Calgary councillor tells brokers cabbies can't afford a fee increase

·3 min read

Coun. George Chahal says his office is hearing from concerned Calgary taxi drivers who say an extra $100 in weekly fees is too much to bear during the pandemic.

One of the city's brokers, Associated Cab Limited, announced it would be raising its stand rent on July 20. The stand rent is in addition to other fees its drivers pay to help fund dispatch and other operations. The fees will now total $363 weekly.

The broker told CBC News that business is down, so to continue offering service and keep the lights on, it needs to raise fees.

"At this time in our city, after COVID and a tremendous hailstorm, it's really unfortunate that a broker would increase fees on the backs of drivers who really have no work," Chahal said.

The Ward 5 councillor has been speaking out for the city's northeast residents after a hailstorm blew through in June, leaving $1.2 billion in damages in its wake.

Chahal said he's heard many taxi drivers with vehicles in the community are facing cars so damaged they are being written off. And with private property repairs and insurance claims, he said they are being stretched thin as it is.

"I think this broker needs to rethink what they've done," Chahal said, adding that the livery industry as a whole needs to ensure its workers can earn a living.

Kyle Bakx/CBC
Kyle Bakx/CBC

When asked what the city can do to help, Chahal said council has already directed that there be a Livery Transportation Bylaw review. There is a report expected at the standing policy committee meeting on Community and Protective Services coming up, and the councillor said he will raise the issue during that discussion.

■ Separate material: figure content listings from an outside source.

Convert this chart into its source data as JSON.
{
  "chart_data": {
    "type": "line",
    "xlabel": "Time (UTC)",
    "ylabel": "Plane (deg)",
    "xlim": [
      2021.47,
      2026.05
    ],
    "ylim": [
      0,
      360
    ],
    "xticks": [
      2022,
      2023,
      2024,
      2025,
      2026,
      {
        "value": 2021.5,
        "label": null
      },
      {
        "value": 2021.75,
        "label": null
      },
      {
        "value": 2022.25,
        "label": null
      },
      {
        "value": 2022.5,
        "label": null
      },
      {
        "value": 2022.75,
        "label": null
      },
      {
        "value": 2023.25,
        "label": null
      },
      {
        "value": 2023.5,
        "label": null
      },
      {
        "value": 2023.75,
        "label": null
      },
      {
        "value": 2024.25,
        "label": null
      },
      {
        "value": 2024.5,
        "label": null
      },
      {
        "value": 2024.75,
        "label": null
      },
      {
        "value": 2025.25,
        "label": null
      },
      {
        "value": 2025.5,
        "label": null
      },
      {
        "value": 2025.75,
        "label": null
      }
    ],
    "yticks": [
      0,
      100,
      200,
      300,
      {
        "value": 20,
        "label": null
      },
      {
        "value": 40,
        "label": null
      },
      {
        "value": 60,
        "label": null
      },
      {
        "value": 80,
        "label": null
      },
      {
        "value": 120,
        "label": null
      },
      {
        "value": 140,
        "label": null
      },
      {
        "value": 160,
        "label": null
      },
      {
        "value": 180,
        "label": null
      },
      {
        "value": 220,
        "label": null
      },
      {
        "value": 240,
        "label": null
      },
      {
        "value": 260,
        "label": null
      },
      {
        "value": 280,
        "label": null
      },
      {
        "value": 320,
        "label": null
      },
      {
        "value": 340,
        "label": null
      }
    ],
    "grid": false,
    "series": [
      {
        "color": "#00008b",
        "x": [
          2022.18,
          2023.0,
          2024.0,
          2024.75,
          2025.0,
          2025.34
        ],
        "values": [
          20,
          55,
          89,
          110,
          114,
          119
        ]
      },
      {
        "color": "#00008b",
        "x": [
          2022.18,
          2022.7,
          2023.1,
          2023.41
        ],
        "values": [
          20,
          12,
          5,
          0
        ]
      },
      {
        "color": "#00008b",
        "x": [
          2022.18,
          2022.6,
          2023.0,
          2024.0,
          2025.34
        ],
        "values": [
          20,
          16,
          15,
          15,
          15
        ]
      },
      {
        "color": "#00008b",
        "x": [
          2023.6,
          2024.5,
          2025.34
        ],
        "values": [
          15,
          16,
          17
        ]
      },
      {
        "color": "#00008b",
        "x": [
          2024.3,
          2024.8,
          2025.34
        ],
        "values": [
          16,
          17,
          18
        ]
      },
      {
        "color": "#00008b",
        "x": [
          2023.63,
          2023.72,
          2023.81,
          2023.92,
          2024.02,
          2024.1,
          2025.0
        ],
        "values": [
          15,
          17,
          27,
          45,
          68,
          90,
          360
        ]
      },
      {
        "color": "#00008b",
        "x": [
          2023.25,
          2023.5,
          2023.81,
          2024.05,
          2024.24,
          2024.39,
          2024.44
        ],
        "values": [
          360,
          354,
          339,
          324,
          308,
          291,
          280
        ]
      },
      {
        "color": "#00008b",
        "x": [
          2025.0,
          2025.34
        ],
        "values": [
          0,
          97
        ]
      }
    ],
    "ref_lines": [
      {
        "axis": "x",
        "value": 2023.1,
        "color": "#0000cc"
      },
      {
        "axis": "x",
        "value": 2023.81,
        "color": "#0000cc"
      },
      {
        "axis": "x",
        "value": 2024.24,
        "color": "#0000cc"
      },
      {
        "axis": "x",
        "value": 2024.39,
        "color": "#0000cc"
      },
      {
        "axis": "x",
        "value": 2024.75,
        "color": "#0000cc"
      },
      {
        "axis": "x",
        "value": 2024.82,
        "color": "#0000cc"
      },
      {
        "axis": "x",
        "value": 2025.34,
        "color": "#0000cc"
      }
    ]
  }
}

"I think it's important to make sure that other brokerages aren't doing this," Chahal said. "We need to have a conversation with them to protect our drivers — the heart and soul of this industry. They are the ones who have to work tremendously hard to get Calgarians to point A to B safely."

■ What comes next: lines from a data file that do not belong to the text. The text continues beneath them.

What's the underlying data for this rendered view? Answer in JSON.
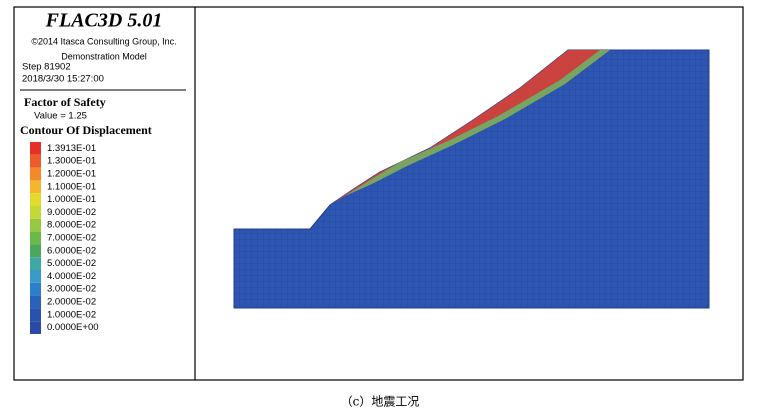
{
  "header": {
    "title": "FLAC3D 5.01",
    "copyright": "©2014 Itasca Consulting Group, Inc.",
    "model": "Demonstration Model",
    "step": "Step 81902",
    "date": "2018/3/30 15:27:00"
  },
  "factor": {
    "title": "Factor of Safety",
    "value": "Value = 1.25"
  },
  "legend": {
    "title": "Contour Of Displacement",
    "entries": [
      {
        "label": "1.3913E-01",
        "color": "#e5302a"
      },
      {
        "label": "1.3000E-01",
        "color": "#ee5a2a"
      },
      {
        "label": "1.2000E-01",
        "color": "#f4892b"
      },
      {
        "label": "1.1000E-01",
        "color": "#f3b62c"
      },
      {
        "label": "1.0000E-01",
        "color": "#e6d92e"
      },
      {
        "label": "9.0000E-02",
        "color": "#c4d83a"
      },
      {
        "label": "8.0000E-02",
        "color": "#98c840"
      },
      {
        "label": "7.0000E-02",
        "color": "#6bb84b"
      },
      {
        "label": "6.0000E-02",
        "color": "#4aa85e"
      },
      {
        "label": "5.0000E-02",
        "color": "#3ea9a2"
      },
      {
        "label": "4.0000E-02",
        "color": "#3a9bc9"
      },
      {
        "label": "3.0000E-02",
        "color": "#2e7fcb"
      },
      {
        "label": "2.0000E-02",
        "color": "#2a62bb"
      },
      {
        "label": "1.0000E-02",
        "color": "#2a52ad"
      },
      {
        "label": "0.0000E+00",
        "color": "#2a4aa6"
      }
    ]
  },
  "caption": "（c）地震工况"
}
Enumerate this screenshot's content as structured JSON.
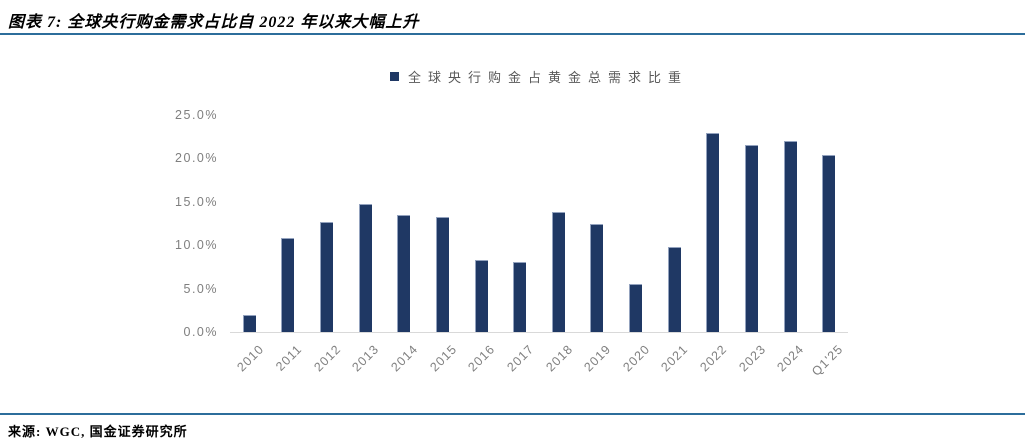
{
  "header": {
    "title": "图表 7: 全球央行购金需求占比自 2022 年以来大幅上升"
  },
  "legend": {
    "label": "全球央行购金占黄金总需求比重"
  },
  "chart_data": {
    "type": "bar",
    "title": "全球央行购金占黄金总需求比重",
    "categories": [
      "2010",
      "2011",
      "2012",
      "2013",
      "2014",
      "2015",
      "2016",
      "2017",
      "2018",
      "2019",
      "2020",
      "2021",
      "2022",
      "2023",
      "2024",
      "Q1'25"
    ],
    "values": [
      2.0,
      10.8,
      12.7,
      14.7,
      13.5,
      13.2,
      8.3,
      8.1,
      13.8,
      12.4,
      5.5,
      9.8,
      22.9,
      21.5,
      22.0,
      20.4
    ],
    "unit": "%",
    "xlabel": "",
    "ylabel": "",
    "ylim": [
      0,
      25
    ],
    "yticks": [
      0,
      5,
      10,
      15,
      20,
      25
    ],
    "ytick_labels": [
      "0.0%",
      "5.0%",
      "10.0%",
      "15.0%",
      "20.0%",
      "25.0%"
    ],
    "grid": false,
    "legend_position": "top-center",
    "bar_color": "#1F3864"
  },
  "footer": {
    "source": "来源: WGC, 国金证券研究所"
  },
  "colors": {
    "bar": "#1F3864",
    "bar_edge": "#93A2BE",
    "divider": "#2C6D9B",
    "axis_line": "#D9D9D9",
    "tick_text": "#7F7F7F",
    "legend_text": "#595959"
  }
}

CBC News spoke to a taxi driver and agreed not to name them, due to fear of repercussions at work. The driver said this is not the time to raise fees because the demand is down, traffic from flights is down and he's not able to cover the extra expense and still take home enough money to live on.

"I don't see any justification of it because the economy is the same," the driver said.

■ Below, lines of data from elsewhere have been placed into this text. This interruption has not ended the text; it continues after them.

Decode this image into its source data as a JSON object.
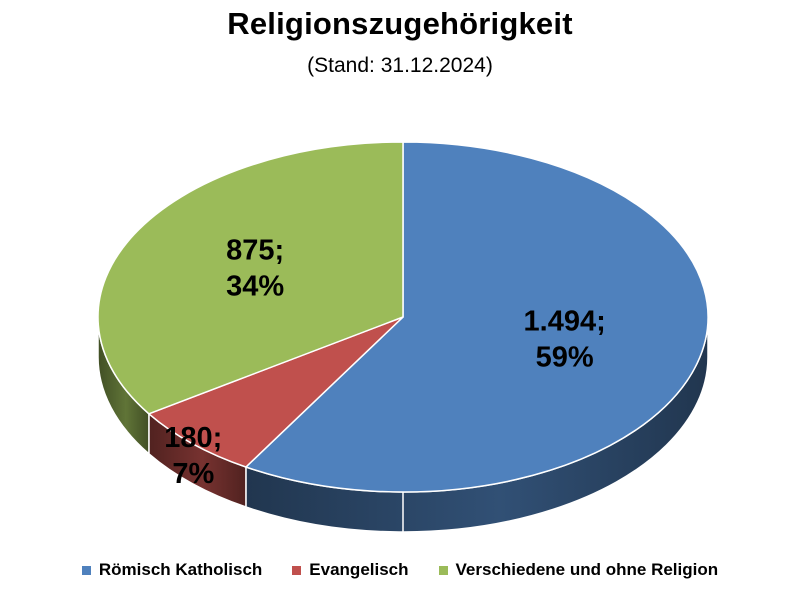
{
  "title": "Religionszugehörigkeit",
  "subtitle": "(Stand: 31.12.2024)",
  "chart_data": {
    "type": "pie",
    "style": "3d",
    "title": "Religionszugehörigkeit",
    "subtitle": "(Stand: 31.12.2024)",
    "legend_position": "bottom",
    "slices": [
      {
        "name": "Römisch Katholisch",
        "value": 1494,
        "value_label": "1.494",
        "percent": 59,
        "percent_label": "59%",
        "color": "#4f81bd"
      },
      {
        "name": "Evangelisch",
        "value": 180,
        "value_label": "180",
        "percent": 7,
        "percent_label": "7%",
        "color": "#c0504d"
      },
      {
        "name": "Verschiedene und ohne Religion",
        "value": 875,
        "value_label": "875",
        "percent": 34,
        "percent_label": "34%",
        "color": "#9bbb59"
      }
    ]
  }
}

Broker says company is struggling, too

Jeff Garland, general manager of Associated Cab Ltd., said it's not just drivers suffering. The broker had to scale back operations at the beginning of the pandemic. To reflect demand, Garland said, it also decreased fees for drivers in March.

He also noted that Coun. Chahal did not reach out to speak to Associated about his concerns.

"What do we do? We need to generate revenue to pay bills. Do we just shut everything down? You know it's a catch-22 here."

He said the hailstorm damaged approximately 30 vehicles of the company's 600-vehicle fleet. Right now, 100 vehicles are operating.

Throughout the pandemic, Garland said, the broker has incurred costs to keep drivers safe. These measures include installing Plexiglas dividers in vehicles and providing drivers with ways to sanitize on the go.

"There's only so long we can survive, and you know bankruptcy is not an option," he said.